HESS: It has something to do with mathematical objects that involve multiplication with complex numbers. The root of -1 plays a role here. If you come from the Stone Age, you know one, two, three - you can count. Whether skins or bears... A mental increase then leads to 0 as a number. The next step is to solve equations. But x+7=3, that's not possible. So minus numbers come into play. Then you move from whole numbers to fractions, decimals and later to root expressions. For example, the root of 2. If you multiply this number by itself, i.e. square it, you get 2 again. Sometimes, however, there are equations that cannot be solved even with these numbers. And what have we done over the past 2000 years? Whenever an equation could not be solved, we expanded the number range. We built a new type of number - like the root of -1 - and then everything was fine. This is how complex numbers are created, which can also be multiplied together.

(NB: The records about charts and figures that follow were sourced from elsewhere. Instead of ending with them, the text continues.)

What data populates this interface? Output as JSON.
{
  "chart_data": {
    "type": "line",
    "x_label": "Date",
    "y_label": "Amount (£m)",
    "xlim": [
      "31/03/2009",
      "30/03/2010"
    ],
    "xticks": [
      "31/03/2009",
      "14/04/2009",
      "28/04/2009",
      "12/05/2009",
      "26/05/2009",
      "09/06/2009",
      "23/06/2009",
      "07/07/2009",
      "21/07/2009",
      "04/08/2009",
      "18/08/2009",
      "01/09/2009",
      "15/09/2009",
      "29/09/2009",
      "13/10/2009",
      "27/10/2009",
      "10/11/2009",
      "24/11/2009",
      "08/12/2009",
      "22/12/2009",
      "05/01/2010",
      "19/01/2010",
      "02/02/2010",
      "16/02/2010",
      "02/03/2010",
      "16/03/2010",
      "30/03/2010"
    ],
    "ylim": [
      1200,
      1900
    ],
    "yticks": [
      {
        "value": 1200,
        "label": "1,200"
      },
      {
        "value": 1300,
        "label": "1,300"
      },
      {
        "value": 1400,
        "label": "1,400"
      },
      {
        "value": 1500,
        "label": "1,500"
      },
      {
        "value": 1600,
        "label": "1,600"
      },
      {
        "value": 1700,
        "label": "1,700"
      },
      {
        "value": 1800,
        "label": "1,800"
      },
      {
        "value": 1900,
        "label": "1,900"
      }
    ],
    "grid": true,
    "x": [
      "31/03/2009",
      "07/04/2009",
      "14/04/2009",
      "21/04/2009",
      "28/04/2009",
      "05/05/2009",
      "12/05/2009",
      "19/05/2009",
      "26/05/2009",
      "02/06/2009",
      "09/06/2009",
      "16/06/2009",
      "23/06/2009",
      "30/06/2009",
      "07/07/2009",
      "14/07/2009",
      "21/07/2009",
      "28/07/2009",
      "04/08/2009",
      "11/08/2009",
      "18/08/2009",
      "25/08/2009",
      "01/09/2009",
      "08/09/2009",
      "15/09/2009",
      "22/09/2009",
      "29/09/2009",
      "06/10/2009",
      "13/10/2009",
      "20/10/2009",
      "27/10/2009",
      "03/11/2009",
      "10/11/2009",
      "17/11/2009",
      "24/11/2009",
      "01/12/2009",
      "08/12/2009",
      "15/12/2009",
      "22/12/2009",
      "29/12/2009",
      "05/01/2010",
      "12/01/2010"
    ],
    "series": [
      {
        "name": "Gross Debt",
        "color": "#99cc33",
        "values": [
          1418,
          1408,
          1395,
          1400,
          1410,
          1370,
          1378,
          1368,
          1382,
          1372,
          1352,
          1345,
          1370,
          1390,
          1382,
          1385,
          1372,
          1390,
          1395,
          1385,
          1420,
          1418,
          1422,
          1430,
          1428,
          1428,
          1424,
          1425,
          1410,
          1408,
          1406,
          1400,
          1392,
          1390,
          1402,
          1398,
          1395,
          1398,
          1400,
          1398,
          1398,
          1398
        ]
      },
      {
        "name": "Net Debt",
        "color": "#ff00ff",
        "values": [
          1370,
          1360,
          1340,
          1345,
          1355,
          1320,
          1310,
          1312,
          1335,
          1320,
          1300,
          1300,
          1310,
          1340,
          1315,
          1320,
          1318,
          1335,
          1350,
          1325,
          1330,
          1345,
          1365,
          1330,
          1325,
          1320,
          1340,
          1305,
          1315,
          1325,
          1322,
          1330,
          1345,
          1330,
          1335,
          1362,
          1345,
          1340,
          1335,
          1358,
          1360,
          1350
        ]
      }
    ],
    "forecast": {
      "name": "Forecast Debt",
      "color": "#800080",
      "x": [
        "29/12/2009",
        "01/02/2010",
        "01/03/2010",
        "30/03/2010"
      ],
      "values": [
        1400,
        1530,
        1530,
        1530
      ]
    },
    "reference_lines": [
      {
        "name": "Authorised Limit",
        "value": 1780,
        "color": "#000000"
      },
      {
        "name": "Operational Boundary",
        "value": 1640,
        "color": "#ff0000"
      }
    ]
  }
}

QUESTION: You just have to reach the right level of abstraction.

HESS: Yes, and that was around the 18th century. Then it was said that the root of -1 is called i, and i squared gives -1. Even then there was relatively strong opposition, people didn't go along with it as easily as perhaps with the other things, because it seemed too abstract to them. That's why it's called i, "imaginary unit" - and seems to be less easily acceptable.

QUESTION: At this point, I actually have a problem following you...

HESS: And why is that? It could also be because the basic rules of the game are or were not so clear. What is the framework, what is admissible, what is not? That became clear from the end of the 19th century, and now it's no problem to calculate with these figures.

QUESTION: And this is what your new DFG project is about?

HESS: Among other things, it is based on complex numbers, let's put it that way. Such numbers are used in many fields, for example in electrical engineering, and are commonplace, so to speak. In school, however, the subject often causes stomach ache, if it is dealt with at all, probably for similar reasons as in the 18th century.

QUESTION: And how do you explain to your children what you do?

HESS: (Smiles) Not at all to my four-year-old daughter. I can hardly explain it to my nine-year-old son either. Especially with children, you realise that somehow it doesn't work at all. You also notice it in yourself, you can only ever proceed step by step. You can only ever take one step further, based on what you already know. As soon as you take two or more steps, you don't realise it anymore. This incremental nature of being left behind as soon as the gap becomes too big - that's what characterises mathematics.